China’s state-owned energy companies, their profits decimated by the commodities bust, are pushing ahead with billions of dollars in new investment to extract gas from shale. Leading the charge is China Petroleum & Chemical Corp., or Sinopec, which aims to double domestic gas production within five years.

Sinopec’s push now, amid a global oversupply of gas, presents an unpleasant surprise for an industry already in turmoil. If it succeeds, China’s need for imported liquefied natural gas might dwindle—potentially jeopardizing tens of billions of dollars in planned investment from Canada to Papua New Guinea.

China has huge shale reserves, but challenges from complicated geology to an inadequate pipeline network long made tapping them elusive. But with stifling pollution in many cities, natural gas offers a cleaner alternative to coal. Developing this industry will also help protect jobs at home.

Much of the planned Chinese expansion will come from the Appalachia-like region near Fuling, in central China, where tobacco plots are nestled among rolling hills, and where underground rock formations hold some of the biggest reserves of shale gas outside North America.

Sinopec’s investment is transforming a region caught between China’s past and its future. Farmers in sandals plod along winding country roads, woven baskets hitched to their backs. In Jiaoshi, Sinopec’s local base, workers in red jumpsuits clutch iPhones along the town’s main street, named after a Sinopec oil field.

In taking on this challenge, Sinopec is betting that the country’s future appetite for natural gas will strengthen. Consumption grew 3.3.% last year, down from recent double-digit gains.

“The space for this market is still rather huge,” said Hu Degao, general manager of Sinopec’s Fuling unit, run partly from makeshift offices resembling shipping containers.

Gas production will top 5 billion cubic meters this year, up from 3 billion in 2015. By 2017, Sinopec aims to raise Fuling production capacity to 7 billion.

The company’s shale push is helped along by government subsidies and political support—meaning there is less environmental debate around shale-gas production than in the U.S.

Some industry experts see Sinopec’s gambit as a bid to balance out faltering production from aging oil fields. Sinopec crude output plunged 11% in the first half versus a year earlier. Meanwhile weak demand from China helped Asian spot prices for liquefied natural gas tumble 70% from 2014 highs, according to S&P Global Platts.

“By growing gas production they are effectively trying to mitigate what’s happening on the oil side of the business,” said Neil Beveridge, an analyst at Bernstein Research in Hong Kong. Developing shale “looks like more of a volume strategy than a value strategy,” he added.

The company once chiefly served as an oil refiner, but has shifted more to oil and gas production to improve profit. Sinopec touts natural gas as crucial to its future as its aging oil fields become more expensive to pump.
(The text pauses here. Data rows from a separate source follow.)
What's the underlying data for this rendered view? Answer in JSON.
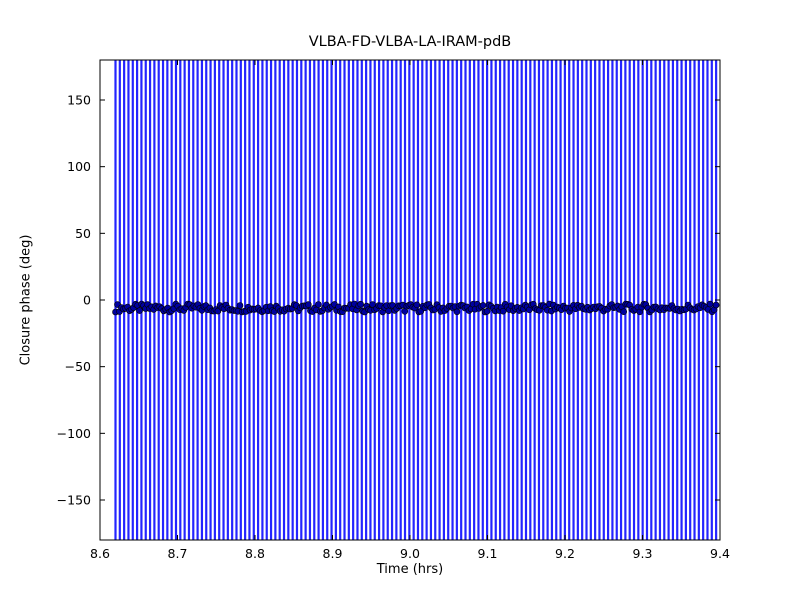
{
  "figure": {
    "background_color": "#ffffff",
    "axes_edge_color": "#000000"
  },
  "chart_data": {
    "type": "scatter",
    "title": "VLBA-FD-VLBA-LA-IRAM-pdB",
    "xlabel": "Time (hrs)",
    "ylabel": "Closure phase (deg)",
    "xlim": [
      8.6,
      9.4
    ],
    "ylim": [
      -180,
      180
    ],
    "grid": false,
    "legend_position": "none",
    "xticks": [
      {
        "value": 8.6,
        "label": "8.6"
      },
      {
        "value": 8.7,
        "label": "8.7"
      },
      {
        "value": 8.8,
        "label": "8.8"
      },
      {
        "value": 8.9,
        "label": "8.9"
      },
      {
        "value": 9.0,
        "label": "9.0"
      },
      {
        "value": 9.1,
        "label": "9.1"
      },
      {
        "value": 9.2,
        "label": "9.2"
      },
      {
        "value": 9.3,
        "label": "9.3"
      },
      {
        "value": 9.4,
        "label": "9.4"
      }
    ],
    "yticks": [
      {
        "value": -150,
        "label": "−150"
      },
      {
        "value": -100,
        "label": "−100"
      },
      {
        "value": -50,
        "label": "−50"
      },
      {
        "value": 0,
        "label": "0"
      },
      {
        "value": 50,
        "label": "50"
      },
      {
        "value": 100,
        "label": "100"
      },
      {
        "value": 150,
        "label": "150"
      }
    ],
    "series": [
      {
        "name": "closure-phase",
        "style": "errorbar-scatter",
        "marker": "circle",
        "marker_color": "#0000a0",
        "marker_edge_color": "#000000",
        "errorbar_color": "#2424ff",
        "x_start": 8.62,
        "x_end": 9.395,
        "n_errorbars": 140,
        "n_points": 300,
        "y_mean": -6,
        "y_scatter": 3,
        "y_error_span": "full axis range (error bars clipped at ±180 deg)"
      }
    ],
    "summary": "Dense, continuously sampled closure-phase time series holding approximately constant at about −6 deg from 8.62 to 9.395 hrs; every sample carries an error bar spanning the entire ±180 deg plot range, filling the axes with vertical blue stripes."
  }
}
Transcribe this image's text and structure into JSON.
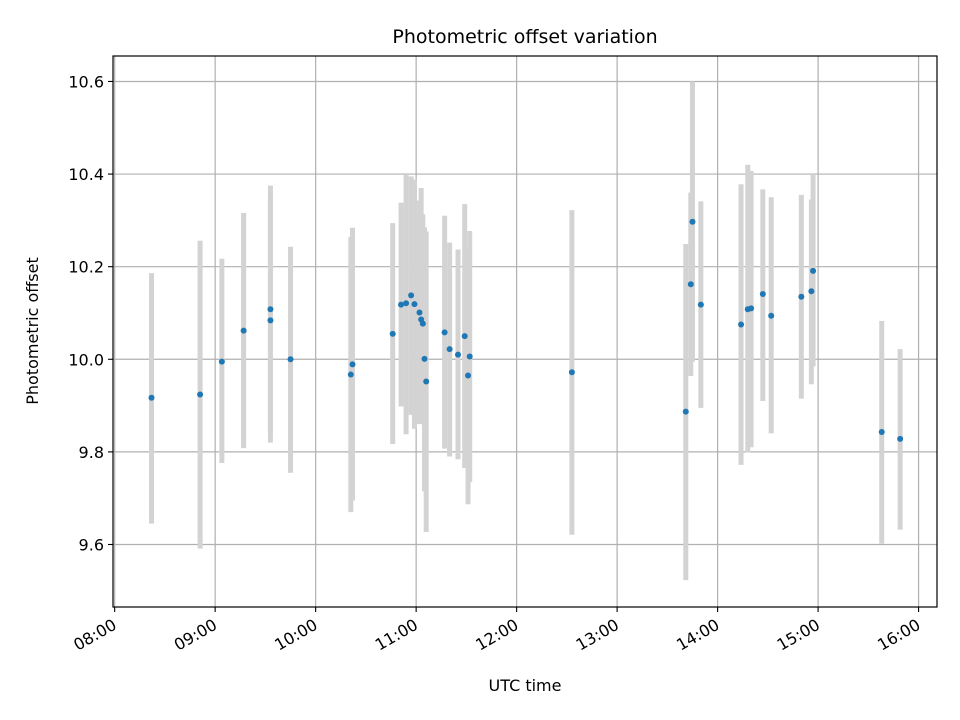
{
  "chart_data": {
    "type": "scatter",
    "title": "Photometric offset variation",
    "xlabel": "UTC time",
    "ylabel": "Photometric offset",
    "xlim": [
      "07:59",
      "16:11"
    ],
    "ylim": [
      9.465,
      10.655
    ],
    "x_ticks": [
      "08:00",
      "09:00",
      "10:00",
      "11:00",
      "12:00",
      "13:00",
      "14:00",
      "15:00",
      "16:00"
    ],
    "y_ticks": [
      "9.6",
      "9.8",
      "10.0",
      "10.2",
      "10.4",
      "10.6"
    ],
    "grid": true,
    "colors": {
      "point": "#1f77b4",
      "errorbar": "#d3d3d3",
      "grid": "#b0b0b0"
    },
    "points": [
      {
        "t": "08:22",
        "y": 9.917,
        "ylo": 9.645,
        "yhi": 10.186
      },
      {
        "t": "08:51",
        "y": 9.924,
        "ylo": 9.591,
        "yhi": 10.256
      },
      {
        "t": "09:04",
        "y": 9.995,
        "ylo": 9.776,
        "yhi": 10.217
      },
      {
        "t": "09:17",
        "y": 10.062,
        "ylo": 9.808,
        "yhi": 10.316
      },
      {
        "t": "09:33",
        "y": 10.108,
        "ylo": 9.842,
        "yhi": 10.375
      },
      {
        "t": "09:33",
        "y": 10.084,
        "ylo": 9.82,
        "yhi": 10.35
      },
      {
        "t": "09:45",
        "y": 10.0,
        "ylo": 9.755,
        "yhi": 10.243
      },
      {
        "t": "10:21",
        "y": 9.967,
        "ylo": 9.67,
        "yhi": 10.264
      },
      {
        "t": "10:22",
        "y": 9.989,
        "ylo": 9.695,
        "yhi": 10.284
      },
      {
        "t": "10:46",
        "y": 10.055,
        "ylo": 9.817,
        "yhi": 10.294
      },
      {
        "t": "10:51",
        "y": 10.118,
        "ylo": 9.898,
        "yhi": 10.338
      },
      {
        "t": "10:54",
        "y": 10.121,
        "ylo": 9.838,
        "yhi": 10.4
      },
      {
        "t": "10:57",
        "y": 10.138,
        "ylo": 9.88,
        "yhi": 10.395
      },
      {
        "t": "10:59",
        "y": 10.119,
        "ylo": 9.85,
        "yhi": 10.388
      },
      {
        "t": "11:02",
        "y": 10.101,
        "ylo": 9.86,
        "yhi": 10.343
      },
      {
        "t": "11:03",
        "y": 10.086,
        "ylo": 9.9,
        "yhi": 10.37
      },
      {
        "t": "11:04",
        "y": 10.077,
        "ylo": 9.87,
        "yhi": 10.313
      },
      {
        "t": "11:05",
        "y": 10.001,
        "ylo": 9.715,
        "yhi": 10.285
      },
      {
        "t": "11:06",
        "y": 9.952,
        "ylo": 9.627,
        "yhi": 10.276
      },
      {
        "t": "11:17",
        "y": 10.058,
        "ylo": 9.807,
        "yhi": 10.31
      },
      {
        "t": "11:20",
        "y": 10.022,
        "ylo": 9.79,
        "yhi": 10.252
      },
      {
        "t": "11:25",
        "y": 10.01,
        "ylo": 9.784,
        "yhi": 10.237
      },
      {
        "t": "11:29",
        "y": 10.05,
        "ylo": 9.765,
        "yhi": 10.335
      },
      {
        "t": "11:31",
        "y": 9.965,
        "ylo": 9.687,
        "yhi": 10.242
      },
      {
        "t": "11:32",
        "y": 10.006,
        "ylo": 9.735,
        "yhi": 10.277
      },
      {
        "t": "12:33",
        "y": 9.972,
        "ylo": 9.621,
        "yhi": 10.322
      },
      {
        "t": "13:41",
        "y": 9.887,
        "ylo": 9.523,
        "yhi": 10.249
      },
      {
        "t": "13:44",
        "y": 10.162,
        "ylo": 9.964,
        "yhi": 10.36
      },
      {
        "t": "13:45",
        "y": 10.297,
        "ylo": 9.995,
        "yhi": 10.6
      },
      {
        "t": "13:50",
        "y": 10.118,
        "ylo": 9.895,
        "yhi": 10.341
      },
      {
        "t": "14:14",
        "y": 10.075,
        "ylo": 9.772,
        "yhi": 10.378
      },
      {
        "t": "14:18",
        "y": 10.108,
        "ylo": 9.799,
        "yhi": 10.42
      },
      {
        "t": "14:20",
        "y": 10.11,
        "ylo": 9.81,
        "yhi": 10.407
      },
      {
        "t": "14:27",
        "y": 10.141,
        "ylo": 9.91,
        "yhi": 10.367
      },
      {
        "t": "14:32",
        "y": 10.094,
        "ylo": 9.84,
        "yhi": 10.35
      },
      {
        "t": "14:50",
        "y": 10.135,
        "ylo": 9.915,
        "yhi": 10.355
      },
      {
        "t": "14:56",
        "y": 10.147,
        "ylo": 9.946,
        "yhi": 10.345
      },
      {
        "t": "14:57",
        "y": 10.191,
        "ylo": 9.985,
        "yhi": 10.398
      },
      {
        "t": "15:38",
        "y": 9.843,
        "ylo": 9.602,
        "yhi": 10.083
      },
      {
        "t": "15:49",
        "y": 9.828,
        "ylo": 9.632,
        "yhi": 10.022
      }
    ]
  }
}
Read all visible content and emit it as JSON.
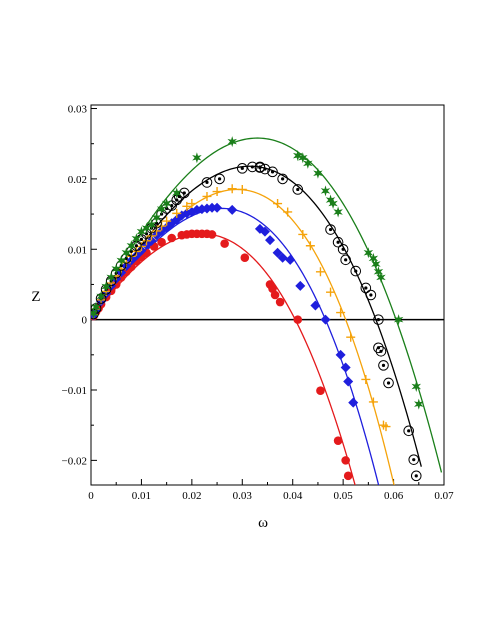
{
  "chart_data": {
    "type": "scatter",
    "title": "",
    "xlabel": "ω",
    "ylabel": "Z",
    "xlim": [
      0,
      0.07
    ],
    "ylim": [
      -0.0235,
      0.0305
    ],
    "xticks": [
      0,
      0.01,
      0.02,
      0.03,
      0.04,
      0.05,
      0.06,
      0.07
    ],
    "xtick_labels": [
      "0",
      "0.01",
      "0.02",
      "0.03",
      "0.04",
      "0.05",
      "0.06",
      "0.07"
    ],
    "yticks": [
      -0.02,
      -0.01,
      0,
      0.01,
      0.02,
      0.03
    ],
    "ytick_labels": [
      "−0.02",
      "−0.01",
      "0",
      "0.01",
      "0.02",
      "0.03"
    ],
    "grid": false,
    "series": [
      {
        "color": "#e41a1c",
        "marker": "filled-circle",
        "curve": {
          "peak_x": 0.022,
          "peak_y": 0.0122,
          "zero_x": 0.0405,
          "x_end": 0.0525
        },
        "points": [
          [
            0.0005,
            0.0005
          ],
          [
            0.001,
            0.0011
          ],
          [
            0.0015,
            0.0016
          ],
          [
            0.002,
            0.0022
          ],
          [
            0.003,
            0.0032
          ],
          [
            0.004,
            0.0041
          ],
          [
            0.005,
            0.005
          ],
          [
            0.006,
            0.006
          ],
          [
            0.007,
            0.0068
          ],
          [
            0.008,
            0.0075
          ],
          [
            0.009,
            0.0083
          ],
          [
            0.01,
            0.0089
          ],
          [
            0.011,
            0.0095
          ],
          [
            0.0125,
            0.0104
          ],
          [
            0.014,
            0.011
          ],
          [
            0.016,
            0.0116
          ],
          [
            0.018,
            0.012
          ],
          [
            0.019,
            0.0121
          ],
          [
            0.02,
            0.0122
          ],
          [
            0.021,
            0.0122
          ],
          [
            0.022,
            0.0122
          ],
          [
            0.023,
            0.0122
          ],
          [
            0.024,
            0.0121
          ],
          [
            0.0265,
            0.0108
          ],
          [
            0.0305,
            0.0088
          ],
          [
            0.0355,
            0.005
          ],
          [
            0.036,
            0.0044
          ],
          [
            0.0365,
            0.0035
          ],
          [
            0.0375,
            0.0025
          ],
          [
            0.041,
            -0.0
          ],
          [
            0.0455,
            -0.0101
          ],
          [
            0.049,
            -0.0172
          ],
          [
            0.0505,
            -0.02
          ],
          [
            0.051,
            -0.0222
          ]
        ]
      },
      {
        "color": "#1f1fdd",
        "marker": "filled-diamond",
        "curve": {
          "peak_x": 0.026,
          "peak_y": 0.0158,
          "zero_x": 0.0465,
          "x_end": 0.0575
        },
        "points": [
          [
            0.0005,
            0.0006
          ],
          [
            0.001,
            0.0013
          ],
          [
            0.002,
            0.0026
          ],
          [
            0.003,
            0.0037
          ],
          [
            0.004,
            0.0048
          ],
          [
            0.005,
            0.0058
          ],
          [
            0.006,
            0.0067
          ],
          [
            0.007,
            0.0076
          ],
          [
            0.008,
            0.0084
          ],
          [
            0.009,
            0.0091
          ],
          [
            0.01,
            0.0098
          ],
          [
            0.011,
            0.0106
          ],
          [
            0.012,
            0.0112
          ],
          [
            0.013,
            0.012
          ],
          [
            0.014,
            0.0126
          ],
          [
            0.015,
            0.0131
          ],
          [
            0.016,
            0.0137
          ],
          [
            0.017,
            0.0142
          ],
          [
            0.018,
            0.0148
          ],
          [
            0.019,
            0.0151
          ],
          [
            0.02,
            0.0153
          ],
          [
            0.021,
            0.0156
          ],
          [
            0.022,
            0.0157
          ],
          [
            0.023,
            0.0158
          ],
          [
            0.024,
            0.0159
          ],
          [
            0.025,
            0.0159
          ],
          [
            0.028,
            0.0156
          ],
          [
            0.0335,
            0.0129
          ],
          [
            0.0345,
            0.0125
          ],
          [
            0.0355,
            0.0113
          ],
          [
            0.037,
            0.0095
          ],
          [
            0.038,
            0.0088
          ],
          [
            0.0395,
            0.0085
          ],
          [
            0.0415,
            0.0048
          ],
          [
            0.0445,
            0.002
          ],
          [
            0.0465,
            -0.0
          ],
          [
            0.0495,
            -0.005
          ],
          [
            0.0505,
            -0.0068
          ],
          [
            0.051,
            -0.0088
          ],
          [
            0.052,
            -0.0118
          ]
        ]
      },
      {
        "color": "#f5a30b",
        "marker": "plus",
        "curve": {
          "peak_x": 0.029,
          "peak_y": 0.0185,
          "zero_x": 0.0505,
          "x_end": 0.0605
        },
        "points": [
          [
            0.0005,
            0.0007
          ],
          [
            0.001,
            0.0015
          ],
          [
            0.002,
            0.0028
          ],
          [
            0.003,
            0.004
          ],
          [
            0.004,
            0.0052
          ],
          [
            0.005,
            0.0062
          ],
          [
            0.006,
            0.0072
          ],
          [
            0.007,
            0.0081
          ],
          [
            0.008,
            0.009
          ],
          [
            0.009,
            0.0097
          ],
          [
            0.01,
            0.0104
          ],
          [
            0.011,
            0.0112
          ],
          [
            0.012,
            0.0119
          ],
          [
            0.013,
            0.0126
          ],
          [
            0.014,
            0.0133
          ],
          [
            0.015,
            0.014
          ],
          [
            0.017,
            0.0151
          ],
          [
            0.019,
            0.0161
          ],
          [
            0.02,
            0.0165
          ],
          [
            0.023,
            0.0175
          ],
          [
            0.025,
            0.0182
          ],
          [
            0.028,
            0.0186
          ],
          [
            0.03,
            0.0185
          ],
          [
            0.037,
            0.0165
          ],
          [
            0.039,
            0.0153
          ],
          [
            0.042,
            0.0121
          ],
          [
            0.0435,
            0.0105
          ],
          [
            0.0455,
            0.0068
          ],
          [
            0.0475,
            0.0039
          ],
          [
            0.0495,
            0.001
          ],
          [
            0.0515,
            -0.0025
          ],
          [
            0.0545,
            -0.0085
          ],
          [
            0.056,
            -0.0117
          ],
          [
            0.058,
            -0.015
          ],
          [
            0.0585,
            -0.0152
          ]
        ]
      },
      {
        "color": "#000000",
        "marker": "circle-dot",
        "curve": {
          "peak_x": 0.0315,
          "peak_y": 0.0218,
          "zero_x": 0.0565,
          "x_end": 0.0655
        },
        "points": [
          [
            0.0005,
            0.0008
          ],
          [
            0.001,
            0.0016
          ],
          [
            0.002,
            0.003
          ],
          [
            0.003,
            0.0043
          ],
          [
            0.004,
            0.0055
          ],
          [
            0.005,
            0.0066
          ],
          [
            0.006,
            0.0077
          ],
          [
            0.007,
            0.0087
          ],
          [
            0.008,
            0.0097
          ],
          [
            0.009,
            0.0105
          ],
          [
            0.01,
            0.0114
          ],
          [
            0.011,
            0.0122
          ],
          [
            0.012,
            0.013
          ],
          [
            0.013,
            0.0137
          ],
          [
            0.014,
            0.015
          ],
          [
            0.015,
            0.0158
          ],
          [
            0.016,
            0.0162
          ],
          [
            0.017,
            0.017
          ],
          [
            0.0175,
            0.0175
          ],
          [
            0.0185,
            0.018
          ],
          [
            0.023,
            0.0195
          ],
          [
            0.0255,
            0.02
          ],
          [
            0.03,
            0.0215
          ],
          [
            0.032,
            0.0217
          ],
          [
            0.0335,
            0.0217
          ],
          [
            0.0335,
            0.0216
          ],
          [
            0.0345,
            0.0214
          ],
          [
            0.036,
            0.021
          ],
          [
            0.038,
            0.02
          ],
          [
            0.041,
            0.0185
          ],
          [
            0.0475,
            0.0128
          ],
          [
            0.049,
            0.011
          ],
          [
            0.05,
            0.01
          ],
          [
            0.0505,
            0.0085
          ],
          [
            0.0525,
            0.0069
          ],
          [
            0.0545,
            0.0045
          ],
          [
            0.0555,
            0.0035
          ],
          [
            0.057,
            0.0
          ],
          [
            0.057,
            -0.004
          ],
          [
            0.0575,
            -0.0045
          ],
          [
            0.058,
            -0.0065
          ],
          [
            0.059,
            -0.009
          ],
          [
            0.063,
            -0.0158
          ],
          [
            0.064,
            -0.0199
          ],
          [
            0.0645,
            -0.0222
          ]
        ]
      },
      {
        "color": "#1a7f1a",
        "marker": "star",
        "curve": {
          "peak_x": 0.033,
          "peak_y": 0.0258,
          "zero_x": 0.0605,
          "x_end": 0.0695
        },
        "points": [
          [
            0.0005,
            0.0009
          ],
          [
            0.001,
            0.0018
          ],
          [
            0.002,
            0.0033
          ],
          [
            0.003,
            0.0047
          ],
          [
            0.004,
            0.006
          ],
          [
            0.005,
            0.0072
          ],
          [
            0.006,
            0.0084
          ],
          [
            0.007,
            0.0095
          ],
          [
            0.008,
            0.0105
          ],
          [
            0.009,
            0.0115
          ],
          [
            0.01,
            0.0125
          ],
          [
            0.011,
            0.013
          ],
          [
            0.012,
            0.0135
          ],
          [
            0.013,
            0.0145
          ],
          [
            0.014,
            0.0157
          ],
          [
            0.015,
            0.0165
          ],
          [
            0.017,
            0.018
          ],
          [
            0.021,
            0.023
          ],
          [
            0.028,
            0.0253
          ],
          [
            0.041,
            0.0233
          ],
          [
            0.042,
            0.023
          ],
          [
            0.043,
            0.0222
          ],
          [
            0.045,
            0.0208
          ],
          [
            0.0465,
            0.0183
          ],
          [
            0.0475,
            0.017
          ],
          [
            0.048,
            0.0165
          ],
          [
            0.049,
            0.0153
          ],
          [
            0.055,
            0.0095
          ],
          [
            0.056,
            0.0087
          ],
          [
            0.0565,
            0.0079
          ],
          [
            0.057,
            0.0068
          ],
          [
            0.0575,
            0.006
          ],
          [
            0.061,
            0.0
          ],
          [
            0.0645,
            -0.0095
          ],
          [
            0.065,
            -0.012
          ]
        ]
      }
    ]
  }
}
While Sinopec says gas demand has been slower than the company once forecast, executives expect that to change as the central government pushes China toward cleaner energy sources.

Whether Sinopec can hit its production goal is another question. The company says gas production rose 10% in the first half from a year earlier. It will need significantly higher output the rest of the year to hit a growth target of about 18%.

Hu Degao, general manager of Sinopec’s unit in Fuling, says he sees a big future for shale-gas development in China. PHOTO: BRIAN SPEGELE/THE WALL STREET JOURNAL

Sinopec acknowledges costs and other challenges in Fuling, and says it is working to overcome them. To help curry favor, it gave a 1% stake in its Fuling unit to a local government investment firm. That gives local officials an incentive to help Sinopec succeed.

It is tough to gauge how locals view Fuling’s shale fever. Local officials blocked a Wall Street Journal reporter from interviewing villagers near Jiaoshi. Township officials said independent interviews weren’t allowed.

Sinopec’s success partly depends on how well Mr. Hu, the Fuling subsidiary’s general manager, does his job.

Over the past few years, Mr. Hu says, Sinopec made progress in replicating the U.S. boom. The company is learning much about the local geology, which can be more complicated than in the U.S. Equipment that was once imported is now made more cheaply by domestic suppliers, Sinopec says.

Mr. Hu says the cost to drill one well has fallen from 90 million yuan ($13.5 million) a couple of years ago to about 70 million yuan. He is also looking to cut costs further.

A 30-year oil-patch veteran, Mr. Hu relishes hourlong evening walks in the countryside near the Jiaoshi base after work. He said shale is critical to making energy in China cleaner.

“The environment here needs the development of natural gas,” he said.